Attention Span/Reaction Time

It is not uncommon for our attention span to shorten and our reaction time to slow as we age.

Physical Condition

Changes caused by certain health conditions can also affect your driving abilities. In their early stages, some may not present a problem, but as they continue, changes may affect the ability to drive. These include:

  • Arthritis - stiffened or swollen joints can make it hard to hold the steering wheel, use the pedals, put on a seatbelt, turn the ignition, check blind spots and rear of car, or get into and out of a car.
  • Parkinson’s disease - movement and balance are affected making it harder to move the steering wheel, use the brake pedal or accelerator, and react quickly in a dangerous situation.
  • Stroke - the weakness and paralysis of a stroke make it hard to control a car, and can cause confusion in traffic.
  • Diabetes - uncontrolled blood sugar levels can cause confusion, dizziness and sleepiness, which are especially dangerous while driving.
  • Alzheimer’s disease or dementia - drivers with these conditions may not recognize the decline of their driving abilities as they have difficulty remembering directions or find themselves getting lost, even in familiar places.


Many types of medicine can cause side effects such as drowsiness or confusion that interfere with safe driving.

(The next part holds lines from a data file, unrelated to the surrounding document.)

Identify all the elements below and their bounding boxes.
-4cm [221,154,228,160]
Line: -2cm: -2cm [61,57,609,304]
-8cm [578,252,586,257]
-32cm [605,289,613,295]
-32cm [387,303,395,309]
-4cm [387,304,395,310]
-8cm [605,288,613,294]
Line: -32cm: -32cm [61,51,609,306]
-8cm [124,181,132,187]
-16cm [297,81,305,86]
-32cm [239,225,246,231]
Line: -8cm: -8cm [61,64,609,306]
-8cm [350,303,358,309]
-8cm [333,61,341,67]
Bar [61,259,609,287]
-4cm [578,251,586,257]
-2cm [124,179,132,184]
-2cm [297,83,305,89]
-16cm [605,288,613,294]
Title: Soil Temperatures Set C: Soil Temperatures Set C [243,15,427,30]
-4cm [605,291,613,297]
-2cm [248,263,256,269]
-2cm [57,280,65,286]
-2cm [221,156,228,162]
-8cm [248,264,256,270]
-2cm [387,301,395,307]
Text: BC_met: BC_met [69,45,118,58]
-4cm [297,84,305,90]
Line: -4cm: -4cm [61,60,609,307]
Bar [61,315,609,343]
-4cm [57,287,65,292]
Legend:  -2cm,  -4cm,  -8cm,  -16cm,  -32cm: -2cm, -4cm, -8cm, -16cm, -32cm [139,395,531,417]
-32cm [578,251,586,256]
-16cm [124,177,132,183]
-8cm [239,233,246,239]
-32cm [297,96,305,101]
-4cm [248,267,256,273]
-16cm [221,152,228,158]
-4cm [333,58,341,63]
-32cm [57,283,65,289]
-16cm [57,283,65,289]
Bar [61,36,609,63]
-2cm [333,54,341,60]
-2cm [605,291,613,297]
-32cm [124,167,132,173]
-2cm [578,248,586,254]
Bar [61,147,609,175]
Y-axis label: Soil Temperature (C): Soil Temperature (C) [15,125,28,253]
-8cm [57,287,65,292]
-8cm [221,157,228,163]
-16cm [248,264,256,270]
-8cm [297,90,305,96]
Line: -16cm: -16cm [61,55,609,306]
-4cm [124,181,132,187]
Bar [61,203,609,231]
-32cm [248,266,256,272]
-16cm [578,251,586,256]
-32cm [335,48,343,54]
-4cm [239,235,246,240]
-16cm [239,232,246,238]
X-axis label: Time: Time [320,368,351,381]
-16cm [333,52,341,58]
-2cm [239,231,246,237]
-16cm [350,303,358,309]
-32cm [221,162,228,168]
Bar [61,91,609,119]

Having one of these health conditions does not necessarily mean you are incapable of driving, but it does make sense to pay more attention to your driving skills and any difficulties you may be having.

What to Do

Fortunately, there are things you can do to keep yourself on the road as long as possible. With a few minor adjustments, or a little effort on your part to improve your driving skills, you can stay safe while driving.

  • Have your hearing checked every three years.

Keep it quiet in the car to eliminate distracting noise.

Be alert for flashing lights on emergency vehicles if you have a hard time hearing sirens.    

            - If you need a hearing aid, use it when you drive.

  • Have your vision checked every one to two years.

Have cataracts treated by your eye doctor.

Keep your eyeglass or contact lens prescription up-to-date and wear them when driving if required.

Antireflective lenses and polarized sunglasses can reduce glare and improve vision.

  • Change your driving habits.

If you have trouble seeing at night, limit driving to daytime hours.

If you have difficulty driving in heavy traffic, avoid driving during peak traffic times, such as morning and afternoon rush hours.

If traffic on expressways or freeways makes it difficult for you to drive, plan routes using smaller local streets.

  • Take a defensive driving or driving skills refresher class. You may even qualify for a discount on your insurance!
  • Take care of yourself by eating a healthy diet, get plenty of rest, and exercise regularly to keep your physical and mental abilities sharp.